«La soluzione per combattere l'inflazione non è aumentare il costo del denaro. Se si continua così si rischia di bloccare l'economia». Il vicepremier e ministro degli Esteri Antonio Tajani, ieri a Palermo per il 40simo della strage Chinnici ha ribadito le proprie critiche alla politica monetaria della Banca centrale europea che ha continuato a far salire il costo del denaro portandolo al 4,25 per cento. «Aumentano i tassi dei mutui e questo è pericoloso e dannoso per la crescita e per le imprese», ha aggiunto precisando che «naturalmente la Bce può fare quello che vuole perché è indipendente ma mi auguro che Lagarde ascolti il grido di dolore che arriva dall'Italia perché noi abbiamo anche il dovere di difendere imprese e famiglie». Tajani ha ricordato che anche per il governatore della Banca d'Italia Visco e per il presidente dell'Associazione bancaria Italiana Patuelli «la soluzione giusta non è aumentare i tassi d'interesse per sconfiggere un'inflazione che in Italia viene dall'esterno, dall'aumento del costo delle materie prime», a differenza degli Usa dove l'incremento dei prezzi è causato da una vivace crescita economica e dell'occupazione.

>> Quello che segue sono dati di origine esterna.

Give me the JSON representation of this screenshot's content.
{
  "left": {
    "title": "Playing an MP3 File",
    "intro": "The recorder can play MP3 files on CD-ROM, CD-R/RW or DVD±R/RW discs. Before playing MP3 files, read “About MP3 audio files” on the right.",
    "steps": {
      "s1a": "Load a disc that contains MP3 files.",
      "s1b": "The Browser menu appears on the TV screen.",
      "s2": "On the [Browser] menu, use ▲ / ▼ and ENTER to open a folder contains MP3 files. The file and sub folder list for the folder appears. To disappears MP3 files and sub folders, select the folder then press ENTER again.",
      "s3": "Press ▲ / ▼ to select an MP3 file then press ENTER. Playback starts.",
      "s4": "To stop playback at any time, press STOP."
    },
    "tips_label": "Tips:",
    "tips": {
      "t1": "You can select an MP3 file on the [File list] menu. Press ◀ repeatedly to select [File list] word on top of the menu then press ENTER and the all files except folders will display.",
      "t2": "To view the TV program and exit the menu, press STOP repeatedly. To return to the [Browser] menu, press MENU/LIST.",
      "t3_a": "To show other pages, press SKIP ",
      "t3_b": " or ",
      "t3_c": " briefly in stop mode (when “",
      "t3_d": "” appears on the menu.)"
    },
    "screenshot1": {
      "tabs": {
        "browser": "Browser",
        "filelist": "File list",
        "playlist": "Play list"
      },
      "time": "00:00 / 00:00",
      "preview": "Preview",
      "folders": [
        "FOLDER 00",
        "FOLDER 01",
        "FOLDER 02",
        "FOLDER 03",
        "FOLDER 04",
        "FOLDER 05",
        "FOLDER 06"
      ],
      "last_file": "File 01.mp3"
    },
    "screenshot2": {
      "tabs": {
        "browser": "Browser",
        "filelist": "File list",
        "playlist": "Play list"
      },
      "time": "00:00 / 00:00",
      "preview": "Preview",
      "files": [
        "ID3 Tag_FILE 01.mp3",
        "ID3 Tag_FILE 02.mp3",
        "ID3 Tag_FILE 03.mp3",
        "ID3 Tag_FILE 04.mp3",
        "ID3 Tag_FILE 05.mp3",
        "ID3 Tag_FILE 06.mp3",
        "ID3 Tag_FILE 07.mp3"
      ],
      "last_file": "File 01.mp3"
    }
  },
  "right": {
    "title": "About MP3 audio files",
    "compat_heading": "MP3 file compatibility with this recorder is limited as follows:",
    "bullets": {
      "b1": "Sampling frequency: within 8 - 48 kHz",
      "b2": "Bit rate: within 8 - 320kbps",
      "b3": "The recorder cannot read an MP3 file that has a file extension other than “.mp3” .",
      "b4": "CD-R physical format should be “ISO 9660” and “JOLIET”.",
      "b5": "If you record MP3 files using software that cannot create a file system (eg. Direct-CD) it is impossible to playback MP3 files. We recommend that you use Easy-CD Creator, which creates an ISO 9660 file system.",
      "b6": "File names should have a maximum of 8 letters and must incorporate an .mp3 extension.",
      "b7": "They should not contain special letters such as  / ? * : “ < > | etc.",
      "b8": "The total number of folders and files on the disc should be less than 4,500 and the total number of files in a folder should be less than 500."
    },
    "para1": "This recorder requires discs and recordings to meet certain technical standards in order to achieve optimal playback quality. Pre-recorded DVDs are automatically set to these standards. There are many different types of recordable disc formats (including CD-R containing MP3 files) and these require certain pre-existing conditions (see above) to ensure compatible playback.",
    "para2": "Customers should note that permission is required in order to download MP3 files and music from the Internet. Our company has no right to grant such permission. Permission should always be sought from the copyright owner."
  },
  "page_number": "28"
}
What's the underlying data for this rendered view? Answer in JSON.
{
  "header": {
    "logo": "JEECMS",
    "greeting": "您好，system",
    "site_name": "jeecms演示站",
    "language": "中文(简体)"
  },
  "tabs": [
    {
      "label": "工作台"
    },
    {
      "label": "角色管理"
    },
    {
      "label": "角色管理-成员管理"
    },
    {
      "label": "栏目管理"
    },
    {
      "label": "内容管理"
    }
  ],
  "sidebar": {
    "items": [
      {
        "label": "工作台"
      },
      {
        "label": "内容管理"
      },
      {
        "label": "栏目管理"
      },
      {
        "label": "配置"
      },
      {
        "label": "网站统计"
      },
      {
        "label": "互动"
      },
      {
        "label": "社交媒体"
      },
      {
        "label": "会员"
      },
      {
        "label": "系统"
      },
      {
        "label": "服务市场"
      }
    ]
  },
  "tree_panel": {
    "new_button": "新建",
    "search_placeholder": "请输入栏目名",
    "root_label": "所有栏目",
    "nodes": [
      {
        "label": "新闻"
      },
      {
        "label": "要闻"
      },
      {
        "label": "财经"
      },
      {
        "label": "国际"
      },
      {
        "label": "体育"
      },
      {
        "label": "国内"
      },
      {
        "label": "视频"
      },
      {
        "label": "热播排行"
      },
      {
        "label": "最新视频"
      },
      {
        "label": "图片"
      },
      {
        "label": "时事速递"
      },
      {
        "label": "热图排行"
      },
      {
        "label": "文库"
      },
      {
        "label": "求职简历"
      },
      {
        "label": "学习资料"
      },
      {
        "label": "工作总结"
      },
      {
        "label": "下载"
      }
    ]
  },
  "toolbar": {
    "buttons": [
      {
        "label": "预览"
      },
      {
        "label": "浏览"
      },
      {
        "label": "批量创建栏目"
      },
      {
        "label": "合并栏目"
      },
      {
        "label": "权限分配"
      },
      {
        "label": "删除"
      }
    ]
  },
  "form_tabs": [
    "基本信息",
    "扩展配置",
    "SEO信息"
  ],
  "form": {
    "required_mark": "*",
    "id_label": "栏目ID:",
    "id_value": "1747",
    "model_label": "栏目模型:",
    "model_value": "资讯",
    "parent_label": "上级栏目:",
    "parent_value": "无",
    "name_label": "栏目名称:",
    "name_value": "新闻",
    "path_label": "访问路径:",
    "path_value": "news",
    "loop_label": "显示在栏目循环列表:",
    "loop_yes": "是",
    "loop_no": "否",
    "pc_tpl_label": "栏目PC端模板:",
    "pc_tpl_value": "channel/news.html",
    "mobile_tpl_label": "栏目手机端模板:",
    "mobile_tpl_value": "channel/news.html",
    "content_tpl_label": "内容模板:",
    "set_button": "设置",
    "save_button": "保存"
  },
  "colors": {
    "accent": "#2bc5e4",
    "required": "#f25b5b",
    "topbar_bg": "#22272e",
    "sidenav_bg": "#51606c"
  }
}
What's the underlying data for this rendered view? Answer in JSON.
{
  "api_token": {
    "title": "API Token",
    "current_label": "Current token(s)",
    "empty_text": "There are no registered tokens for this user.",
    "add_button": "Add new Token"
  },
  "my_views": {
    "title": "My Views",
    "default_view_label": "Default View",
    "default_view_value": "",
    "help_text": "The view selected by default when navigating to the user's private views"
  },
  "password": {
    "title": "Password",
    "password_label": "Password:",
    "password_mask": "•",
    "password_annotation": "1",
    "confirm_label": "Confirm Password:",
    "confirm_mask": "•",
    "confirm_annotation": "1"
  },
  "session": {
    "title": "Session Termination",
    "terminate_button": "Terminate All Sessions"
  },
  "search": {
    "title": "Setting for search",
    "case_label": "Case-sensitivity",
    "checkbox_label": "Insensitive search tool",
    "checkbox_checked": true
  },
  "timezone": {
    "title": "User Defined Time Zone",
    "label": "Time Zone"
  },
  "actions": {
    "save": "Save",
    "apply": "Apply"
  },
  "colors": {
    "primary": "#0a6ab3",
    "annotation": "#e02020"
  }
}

Le preoccupazioni del ministro degli Esteri hanno trovato conferma nella più recente analisi della Fabi (il principale sindacato dei bancari) pubblicata ieri. Un punto percentuale degli stipendi delle famiglie italiane è «mangiato» dai tassi d'interesse su mutui, prestiti e credito al consumo. La quota delle rate rispetto al reddito disponibile è passata dal 9,5% del 2019 al 10,55% di marzo scorso e, visti i successivi aumenti del costo del denaro, questa percentuale, è destinata salire. Questo «shock finanziario» vede l'Italia divisa in due: i mutui sono meno cari al Nord, mentre gli interessi sono alle stelle nel Mezzogiorno e nelle Isole. I tassi praticati dalle banche sono più elevati per le famiglie italiane che vivono nel Sud (Abruzzo, Basilicata, Calabria, Campania, Molise e Puglia) e nelle Isole.
In Sicilia e Sardegna la media dei tassi d'interesse sui mutui è del 4,23% e nel Mezzogiorno è al 4,18%, contro il 4,1% del dato nazionale. Al Settentrione le condizioni sono più favorevoli. Nel Nord Ovest la media dei tassi è pari al 4,09%; nel Nord Est, invece, i tassi medi sono i più bassi d'Italia (3,99%). Ovviamente, i prestiti nel Mezzogiorno sono più rischiosi e, dunque più cari. «I numeri dei fallimenti di imprese sono numericamente più rilevanti e le famiglie faticano a pagare le rate dei prestiti e dei mutui», ha evidenziato il segretario della Fabi Lando Maria Sileoni rimarcando che «negli ultimi tempi c'è da parte degli istituti di credito più sensibilità ai problemi di famiglie e imprese». Il problema, ha aggiunto, è che «l'inflazione si combatte non solo con l'aumento dei tassi ma anche con altri strumenti il primo dei quali è l'aumento degli stipendi». Non a caso nel rinnovo del contratto nazionale dei 280mila bancari i sindacati hanno chiesto agli istituti 435 euro di incremento medio mensile da distribuire in più rate. «In Italia altri 7 milioni di lavoratori hanno i contratti scaduti e vanno tutti rinnovati con riconoscimenti economici adeguati», ha concluso Sileoni.
Tajani ha invece ribadito che l'intenzione del governo è quella di allentare la morsa dei prezzi incidendo sulla leva fiscale.
L'obiettivo, ha detto, è «aiutare i nostri concittadini con una politica economica che dovrà basarsi sulla riforma tributaria e su quella della burocrazia e del fisco». Solo sedici tributi servono a dare il 97% delle entrate, ha ricordato e «tutti gli altri sono tributi inutili che andrebbero cancellati».